Now I can prove the converse of this statement really easily, but I'm stuck on proving this. I've let the centre of the circle be (0,0); I'm not sure if this helps. Also, how can we assume that the two lines will intersect at the centre of the circle?
 A: Ignoring the case of parallel (or coincident) lines, suppose $\ell_1$ and $\ell_2$ meet at the unique point $O$. Any circle about $O$ meets the lines at the vertices of a rectangle $\square ABCD$; it also meets the bisectors of the angles formed by those lines at the vertices of a square $\square WXYZ$ (because the bisectors are necessarily perpendicular).
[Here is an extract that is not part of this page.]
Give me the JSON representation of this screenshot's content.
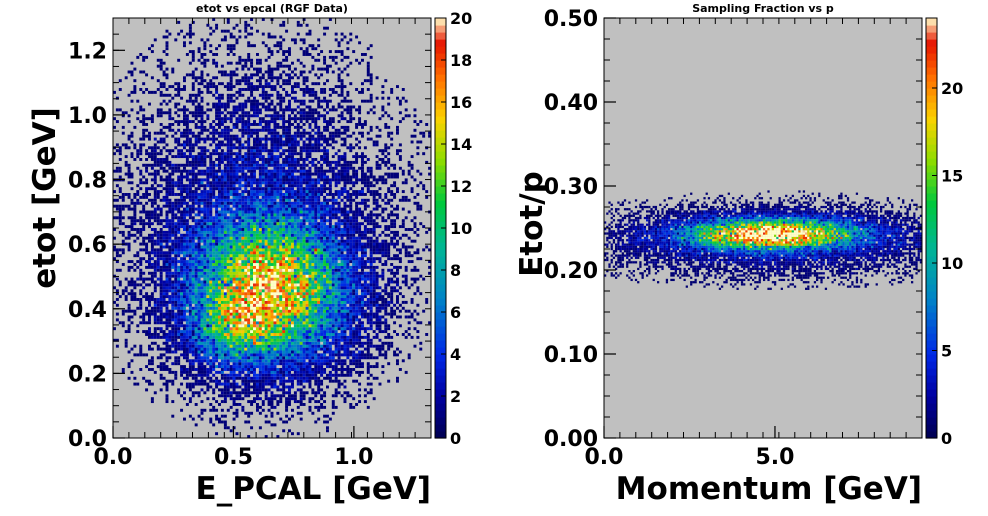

Each vertex of $\square ABCD$ is at distance $0$ from either $\ell_1$ or $\ell_2$, and is at some common distance (say $k$) from the other of $\ell_1$ or $\ell_2$. Thus, "the sum of the squares of the distances to the lines" is a constant (namely, $k^2$) across all four points, which implies that $\bigcirc O$ must be one of the "locus-circles" determined by the lines. That sum must then also be constant across the vertices of $\square WXYZ$, as those vertices lie on that locus-circle; in particular, the sums for $W$ and $X$ alone should match. However, because $W$ is on an angle bisector, the sum of the squares of the distances from $W$ to both lines is just double the square of the distance to either line; likewise for $X$. We conclude that the distances from each of $W$ and $X$ to each of $\ell_1$ and $\ell_2$ all match, making one of the lines a parallel to segment $\overline{WX}$ and the other line the perpendicular bisector of that segment. $\square$ 
A: Let $l_1$ be given by $a_1x+b_1y+c_1=0$ and $l_1$ be given by $a_2x+b_2y+c_2=0$. 
Let $P$ be the point $(h,k)$ and $d_j$ be the distance of the point $P$ from line $l_j$. Then,
$$d_1=\frac{|a_1h+b_1k+c_1|}{\sqrt{a_1^2+b_1^2}} \quad \text{ and } \quad d_2=\frac{|a_2h+b_2k+c_2|}{\sqrt{a_2^2+b_2^2}}$$
We are given that the locus of the points for which $d_1^2+d_2^2=s$ (where $s$ is some constant) is a circle. Let $\lambda_1=a_1^2+b_1^2$ and $\lambda_2=a_2^2+b_2^2$. Observe that 
$$d_1^2+d_2^2=\left(\frac{\lambda_2a_1^2+\lambda_1a_2^2}{\lambda_1 \lambda_2}\right)h^2+\left(\frac{\lambda_2b_1^2+\lambda_1b_2^2}{\lambda_1 \lambda_2}\right)k^2+\left(\frac{2a_1b_1}{\lambda_1}+\frac{2a_2b_2}{\lambda_2}\right)hk+\dotsb$$
For this to be a circle,


*

*coefficient of $hk$ must be $0$, and

*coefficients of $h$ and $k$ should be equal.


Thus we have
\begin{align*}
\lambda_2a_1^2+\lambda_1a_2^2 & = \lambda_2b_1^2+\lambda_1b_2^2\\
a_1b_1\lambda_2+a_2b_2\lambda_1 & = 0
\end{align*}
Upon solving this, we get 
$$(a_1a_2)^2 = (b_1b_2)^2 \implies a_1a_2 = \pm b_1b_2.$$
Try to see why $a_1a_2=b_1b_2$ will not occur. Then the only thing left is $a_1a_2+b_1b_2=0$ which is the condition for perpendicularity of $l_1$ and $l_2$.